As articulated above however, the rationale behind the carrying out of this study was premised on four basic principles namely; the study aimed to contribute to knowledge, policy, theory, practice and as a partial fulfillment for the award of a Bachelor of Arts Degree in Development Studies. Therefore, regarding its contribution to knowledge, the findings of this study will bring to the general awareness of the factors that affect students’ academic performance.
Secondly, it will further communicate the efforts by the University management to address factors affecting students’ academic performance and what management has done to enhance students’analytical, creative and practical abilities according to the Triarchic Theory of Intellectual Abilities (Sternberg 1985; 1986:23). Likewise, higher learning institutions are also beneficiaries of the knowledge this study will generate in that the findings will help them to design strategies to increase students’ academic performance and alleviate attrition rates.
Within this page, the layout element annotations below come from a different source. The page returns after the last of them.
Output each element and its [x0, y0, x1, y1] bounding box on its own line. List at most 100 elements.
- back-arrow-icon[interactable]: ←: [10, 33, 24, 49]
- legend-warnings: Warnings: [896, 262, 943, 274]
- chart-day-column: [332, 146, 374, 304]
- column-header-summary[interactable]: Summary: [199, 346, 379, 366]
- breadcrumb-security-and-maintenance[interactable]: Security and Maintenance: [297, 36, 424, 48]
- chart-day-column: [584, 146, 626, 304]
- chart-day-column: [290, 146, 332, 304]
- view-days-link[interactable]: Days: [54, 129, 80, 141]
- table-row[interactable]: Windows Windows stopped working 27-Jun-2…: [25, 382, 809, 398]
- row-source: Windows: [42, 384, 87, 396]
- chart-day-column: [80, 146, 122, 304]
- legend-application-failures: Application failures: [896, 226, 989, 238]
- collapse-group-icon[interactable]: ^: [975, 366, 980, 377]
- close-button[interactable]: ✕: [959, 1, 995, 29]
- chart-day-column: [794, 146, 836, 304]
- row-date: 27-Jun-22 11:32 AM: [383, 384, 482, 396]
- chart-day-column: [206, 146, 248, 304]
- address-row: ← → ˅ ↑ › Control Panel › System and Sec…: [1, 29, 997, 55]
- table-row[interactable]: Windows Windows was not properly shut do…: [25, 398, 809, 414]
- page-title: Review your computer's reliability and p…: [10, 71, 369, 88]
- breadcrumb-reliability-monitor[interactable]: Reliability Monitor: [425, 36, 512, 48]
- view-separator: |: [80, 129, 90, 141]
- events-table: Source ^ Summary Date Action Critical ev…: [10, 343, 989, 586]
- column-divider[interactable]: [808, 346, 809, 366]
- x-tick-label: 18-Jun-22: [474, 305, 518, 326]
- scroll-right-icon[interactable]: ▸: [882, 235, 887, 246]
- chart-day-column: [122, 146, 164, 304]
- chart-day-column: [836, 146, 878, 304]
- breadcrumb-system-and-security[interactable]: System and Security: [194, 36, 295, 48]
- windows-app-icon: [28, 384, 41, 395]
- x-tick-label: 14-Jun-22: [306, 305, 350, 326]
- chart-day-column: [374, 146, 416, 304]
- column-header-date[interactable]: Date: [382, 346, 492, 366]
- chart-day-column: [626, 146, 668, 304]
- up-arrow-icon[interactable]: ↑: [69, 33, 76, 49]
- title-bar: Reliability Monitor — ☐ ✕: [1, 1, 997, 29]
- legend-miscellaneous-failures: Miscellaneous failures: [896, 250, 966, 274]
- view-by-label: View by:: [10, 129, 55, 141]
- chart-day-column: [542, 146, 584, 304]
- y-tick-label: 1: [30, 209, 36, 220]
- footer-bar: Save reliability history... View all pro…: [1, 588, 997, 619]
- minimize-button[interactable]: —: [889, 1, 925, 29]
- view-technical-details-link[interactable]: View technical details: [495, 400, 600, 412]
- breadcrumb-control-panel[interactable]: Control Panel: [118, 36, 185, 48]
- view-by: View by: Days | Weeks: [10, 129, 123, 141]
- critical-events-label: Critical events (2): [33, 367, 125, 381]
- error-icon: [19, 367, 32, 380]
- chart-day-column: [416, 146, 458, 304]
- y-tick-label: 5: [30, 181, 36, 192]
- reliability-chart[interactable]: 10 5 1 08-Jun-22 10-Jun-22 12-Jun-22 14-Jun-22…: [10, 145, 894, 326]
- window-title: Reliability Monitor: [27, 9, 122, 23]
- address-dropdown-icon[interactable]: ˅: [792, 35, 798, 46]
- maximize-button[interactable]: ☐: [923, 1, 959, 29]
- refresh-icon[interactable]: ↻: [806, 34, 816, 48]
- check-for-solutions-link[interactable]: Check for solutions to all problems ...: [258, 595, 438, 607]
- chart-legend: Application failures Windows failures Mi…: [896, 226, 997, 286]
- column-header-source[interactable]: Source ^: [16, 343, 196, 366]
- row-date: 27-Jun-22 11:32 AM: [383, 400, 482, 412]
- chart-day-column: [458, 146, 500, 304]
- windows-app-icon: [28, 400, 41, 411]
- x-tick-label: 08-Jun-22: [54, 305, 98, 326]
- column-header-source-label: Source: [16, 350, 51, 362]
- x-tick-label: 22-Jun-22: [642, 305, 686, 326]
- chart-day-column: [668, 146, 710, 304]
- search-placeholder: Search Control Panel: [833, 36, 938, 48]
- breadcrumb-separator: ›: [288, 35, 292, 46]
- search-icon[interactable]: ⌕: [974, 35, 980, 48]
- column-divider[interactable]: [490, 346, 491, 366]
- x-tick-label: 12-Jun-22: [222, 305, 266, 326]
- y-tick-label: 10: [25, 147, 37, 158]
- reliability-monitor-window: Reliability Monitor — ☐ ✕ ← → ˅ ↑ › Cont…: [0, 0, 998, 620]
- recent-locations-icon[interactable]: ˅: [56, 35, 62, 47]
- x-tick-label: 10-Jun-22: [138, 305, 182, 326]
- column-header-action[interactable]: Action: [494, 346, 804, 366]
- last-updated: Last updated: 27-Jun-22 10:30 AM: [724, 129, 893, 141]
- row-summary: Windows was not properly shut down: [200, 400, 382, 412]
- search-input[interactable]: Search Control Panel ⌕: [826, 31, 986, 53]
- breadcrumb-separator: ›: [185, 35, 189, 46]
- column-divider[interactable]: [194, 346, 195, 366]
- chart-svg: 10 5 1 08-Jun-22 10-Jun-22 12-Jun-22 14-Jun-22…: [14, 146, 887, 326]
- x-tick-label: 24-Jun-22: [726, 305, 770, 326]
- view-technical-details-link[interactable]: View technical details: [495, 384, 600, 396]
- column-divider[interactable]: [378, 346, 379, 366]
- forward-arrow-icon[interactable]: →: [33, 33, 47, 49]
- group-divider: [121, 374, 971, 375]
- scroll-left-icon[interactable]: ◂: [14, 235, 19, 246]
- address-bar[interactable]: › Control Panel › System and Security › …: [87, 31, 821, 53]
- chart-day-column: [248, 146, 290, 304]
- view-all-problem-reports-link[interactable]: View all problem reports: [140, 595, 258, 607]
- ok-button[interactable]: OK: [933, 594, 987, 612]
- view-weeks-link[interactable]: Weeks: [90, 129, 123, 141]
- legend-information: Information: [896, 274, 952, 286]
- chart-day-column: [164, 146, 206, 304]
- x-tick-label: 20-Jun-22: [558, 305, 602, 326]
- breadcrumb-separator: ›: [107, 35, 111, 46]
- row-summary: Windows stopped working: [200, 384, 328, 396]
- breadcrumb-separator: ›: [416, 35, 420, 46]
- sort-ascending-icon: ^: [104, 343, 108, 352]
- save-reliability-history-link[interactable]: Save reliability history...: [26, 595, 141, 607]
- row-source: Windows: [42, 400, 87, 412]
At policy level however, this study will firstly identify the main causes of the factors that affect students’ academic performance ranging from parents- family causal factors; teachers- academic causal factors and students -personal causal factors, (Diaz, 2003). After identifying these, it will help the government policy makers to redesign their strategic management for the institution towards formulating policies that address factors affecting students and in turn reduce their attrition rates.
This will also set a platform for the attainment of the University of Zambia’s long term strategic goals, (School of Humanities Handbook, 2008). Pertaining to theory and practice however, the findings of this study will help in testing the practicability of the adopted theory of mental self-Government as the most appropriate one in enhancing students ‘academic performance at the University of Zambia.
The rationale behind this theory is that, learning and thinking styles of students at campus can either be reinforced leading to excellent academic performance or hindered leading to poor academic performance and this is heavily contingent upon the availability and provision of essential facilities such as good study 7 / 34 materials, accommodation, conducive learning environment (lecture theatres), good water and sanitation facilities among others and hence this is hoped to lead to offering practical solutions that would enhance students’ academic performance.
The fourth and last premise was based on the satisfaction of the researcher’s curiosity on the subject matter and linked to that, the study will be undertaken in partial fulfillment for the award of the Bachelor of Arts Degree in Development Studies.
The study adopted and maintained the use of scientific procedures in its collection of data. The study gathered data on the factors that affect students’ academic performance at the University Zambia Main Campus.
This information was composed of primary and secondary data. Primary data constituted the major source on which generalization was to be based.